Des plateformes technologiques ouvertes

Paris-Sud favorise la mise en réseaux des équipements et des ressources humaines nécessaires au développement de la recherche à travers la mise en place de plateformes technologiques qui peuvent d’ailleurs s’ouvrir aux industriels… Elle bénéficie pour cela de la proximité géographique d’acteurs majeurs de la recherche : CEA, CNRS, INSERM, INRA, INRIA,… avec lesquels elle partage la plupart de ces équipements.

Pôles de compétitivité et réseaux de recherche

Rassemblant sur un territoire donné des laboratoires de recherche, des établissements de formation et des entreprises pour développer des coopérations, les pôles de compétitivité permettent de s’appuyer sur les synergies et des projets collaboratifs et innovants pour prendre une position de premier plan dans leurs domaines en France et à l’international.

L’Université Paris-Sud mène ainsi des actions pluridisciplinaires en collaboration avec les acteurs du Campus Paris-Saclay comme « Systematic » dans le domaine des systèmes complexes et des technologies de l’information et de la communication.

L’Université Paris-Sud participe à d'autres pôles de compétitivité tels que Medicen, dans le domaine de l'innovation thérapeutique, Moveo en matière de recherche et de développement automobile et transports publics, ASTech dans le domaine de l’Aéronautique, de l’Espace et des systèmes embarqués. Cette implication se réalise à deux niveaux : la gouvernance des deux pôles et la participation aux comités thématiques qui assurent le premier niveau de sélection des projets labellisés ; l'apport de nombreux projets de recherche par nos laboratoires.

Elle participe aussi à des Réseaux Thématiques de Recherche Avancée – RTRA comme « Triangle de la Physique », « Digitéo », l’Ecole des Neurosciences de Paris Île-de-France ainsi qu’à la « Fondation de mathématiques Jacques Hadamard ».

Valorisation de la recherche à travers un fort partenariat industriel

Depuis toujours la valorisation de la recherche est au cœur des préoccupations de l’université par la publication des résultats, la formation à la recherche, le lien recherche-enseignement, les partenariats industriels.

Depuis 2003, l’Université Paris-Sud développe la valorisation de ses résultats à travers la mise en place d’un Service d’Activités Industrielles et Commerciales – SAIC qui a pour rôle de protéger son patrimoine intellectuel par la prise de brevets et de favoriser le transfert de celui-ci vers le monde socio-économique (le « licensing » ou la création d’entreprises). Ainsi, environ plus de 50 brevets sont déposés ou publiés chaque année essentiellement dans les domaines de la santé, de la physique et des sciences pour l’ingénieur.

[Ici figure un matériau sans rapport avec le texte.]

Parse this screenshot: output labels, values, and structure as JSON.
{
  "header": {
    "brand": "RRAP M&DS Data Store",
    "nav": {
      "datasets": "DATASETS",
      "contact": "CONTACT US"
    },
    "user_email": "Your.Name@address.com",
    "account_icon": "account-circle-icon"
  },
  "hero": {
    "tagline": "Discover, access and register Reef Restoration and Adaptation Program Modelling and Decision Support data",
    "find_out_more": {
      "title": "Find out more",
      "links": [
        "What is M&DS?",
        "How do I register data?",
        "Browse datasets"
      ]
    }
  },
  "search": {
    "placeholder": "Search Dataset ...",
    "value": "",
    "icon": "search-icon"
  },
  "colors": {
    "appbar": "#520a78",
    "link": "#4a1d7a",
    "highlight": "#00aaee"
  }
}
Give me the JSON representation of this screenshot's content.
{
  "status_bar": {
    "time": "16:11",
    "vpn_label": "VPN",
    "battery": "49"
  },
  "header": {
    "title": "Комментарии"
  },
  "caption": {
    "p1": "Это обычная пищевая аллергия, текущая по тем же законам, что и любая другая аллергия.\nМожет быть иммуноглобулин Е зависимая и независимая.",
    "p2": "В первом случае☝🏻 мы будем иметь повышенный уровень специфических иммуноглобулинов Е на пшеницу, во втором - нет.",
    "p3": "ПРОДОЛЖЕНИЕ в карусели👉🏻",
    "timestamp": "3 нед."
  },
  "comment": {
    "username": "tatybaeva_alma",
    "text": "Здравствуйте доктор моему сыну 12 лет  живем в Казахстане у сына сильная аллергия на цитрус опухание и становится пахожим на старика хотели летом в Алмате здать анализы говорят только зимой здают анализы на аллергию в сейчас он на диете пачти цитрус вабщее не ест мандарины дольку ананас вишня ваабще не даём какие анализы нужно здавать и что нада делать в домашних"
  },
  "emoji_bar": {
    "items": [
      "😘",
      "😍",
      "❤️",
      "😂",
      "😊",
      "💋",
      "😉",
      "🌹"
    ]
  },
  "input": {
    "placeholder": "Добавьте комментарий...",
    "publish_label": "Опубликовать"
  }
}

Le montant de la recherche contractuelle rattachée à l’université s’élève à 19 M€ par an, réparti entre contrats européens (PCRD,…), non européens (ANR, RTRA, FUI,…) et en collaborations et prestations. Ces actions de valorisation sont rendues possibles par la mise en relation des laboratoires avec les entreprises, un soutien actif à la maturation des résultats et la sensibilisation des personnels à la propriété intellectuelle et au transfert de technologies. Ainsi le Prix de la Valorisation de l’Université Paris-Sud récompense, tous les deux ans, les scientifiques dont le projet de valorisation est le plus original et prometteur.

Une forte présence à l’international

L’Université Paris-Sud s’intègre dans le réseau international des grandes universités de recherche, d’abord en Europe au sein de la League of European Research Universities, et dans le monde par ses conventions avec 145 universités dans 85 pays avec lesquels elle partage, entre autres, 160 thèses en cotutelle.